Because most home cooks don't have a walk-in fridge, or empty space in the family fridge, they have to be creative in finding a spot where the raw bird can spend the night soaking.
Some briners have told me they wash out their big portable beverage coolers, then fill them with the brine and plenty of ice. Still others have told me they toss their birds in a clean trash barrel that has been lined with a plastic bag and packed with brine and ice.
Keeping the raw poultry cold is important: The low temperature wards off nasty bacteria. In cold climes, cooks have put the brining vessel outdoors to sit overnight. But, they warn, that the vessel must have a tight-fitting lid.
Speckamp told me, for instance, about the time a few years ago when he left a goose soaking in a vessel in the back yard of his Carroll County home. The next morning, he awoke to discover that a local fox, not his family, would be dining on Christmas goose.
Chefs I have met in other parts of the country have also touted the benefits of giving the bird a dip. Out in Oregon, for instance, Molly Schaefer Priest told me she brines both the game birds she cooks at Genoa Restaurant in Portland, as well as the holiday turkey that her husband, Eric, cooks on the family's kettle barbecue grill.
Brining the bird also seems to shorten its cooking time on the grill, Priest said. "We have cooked a 20-pound turkey in 3 1/2 to four hours," she told me.
Another fan of giving the holiday bird a bath is Patrick O'Connell, chef and co-owner of the Inn at Little Washington, the retreat in Virginia mountains that various critics have dubbed the best restaurant in America.
The turkey served at the inn this Thanksgiving and Christmas will be immersed in a brine that contains a long list of exotic ingredients, including the needles from spruce trees.
O'Connell said the spruce needles give the bird a delicate, woody flavor. I could see another side benefit of using this pine-needle bath. When the cook is standing in the kitchen, rattling off the list of ingredients needed to prepare the holiday turkey, he could quote that famous line from Monty Python and the Quest for the Holy Grail: "Bring me a shrubbery."

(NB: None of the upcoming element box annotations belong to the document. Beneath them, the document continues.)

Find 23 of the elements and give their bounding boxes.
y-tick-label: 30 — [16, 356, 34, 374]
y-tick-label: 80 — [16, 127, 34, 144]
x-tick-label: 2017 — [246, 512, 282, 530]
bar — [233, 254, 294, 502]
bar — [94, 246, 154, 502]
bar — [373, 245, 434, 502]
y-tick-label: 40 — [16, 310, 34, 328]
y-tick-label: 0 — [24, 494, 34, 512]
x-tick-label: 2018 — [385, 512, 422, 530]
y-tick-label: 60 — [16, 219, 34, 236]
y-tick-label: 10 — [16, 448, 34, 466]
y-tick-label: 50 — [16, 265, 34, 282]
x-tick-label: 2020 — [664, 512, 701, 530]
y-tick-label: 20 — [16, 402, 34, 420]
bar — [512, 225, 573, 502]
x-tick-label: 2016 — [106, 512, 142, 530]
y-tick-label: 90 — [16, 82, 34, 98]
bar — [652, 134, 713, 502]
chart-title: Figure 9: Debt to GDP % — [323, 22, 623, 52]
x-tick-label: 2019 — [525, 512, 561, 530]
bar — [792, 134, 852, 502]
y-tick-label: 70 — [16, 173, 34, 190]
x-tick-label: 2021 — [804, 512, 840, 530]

On the other hand, the sentiments expressed by nonbriners, such as Mark Henry, struck a cord with me. Henry, who is chef at the Oregon Grille in northern Baltimore County, said on Thanksgiving he likes the clean, uncomplicated taste of roast turkey. The birds served at his restaurant come from a local farm, he said. "If you start with a good, fresh bird, brining is not really necessary, unless you want to impart a special flavor.

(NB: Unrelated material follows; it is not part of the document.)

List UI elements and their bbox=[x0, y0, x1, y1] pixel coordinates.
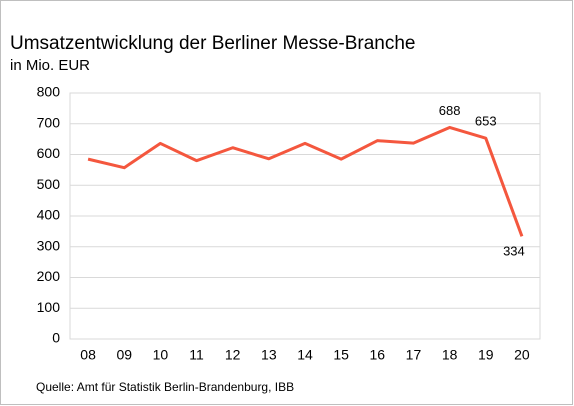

"To me it is like marinating a good steak," Henry said. "Why do you want to do that, unless you are tired of the flavor of steak?"
Moreover, Henry said, there is the question of whether your taste memory, or sense of Thanksgiving tradition, will allow you to brine the holiday bird.
Henry, for instance, has fond memories of extended family Thanksgiving gatherings where "there were so many people that the dining-room table couldn't hold them. We had to put up card tables, so everybody could have a place."
At these card-table feasts, the turkey was simply roasted, he said, and the onl thing that was brined, or soused, were a couple of the overindulgent kinfolk, who fell asleep on the sofa.
So after hearing both sides of the brining question, I may try to break the bonds of tradition and give the Christmas turkey a serious soaking. But before I do, I will practice by giving a couple of weeknight chickens a salty bath.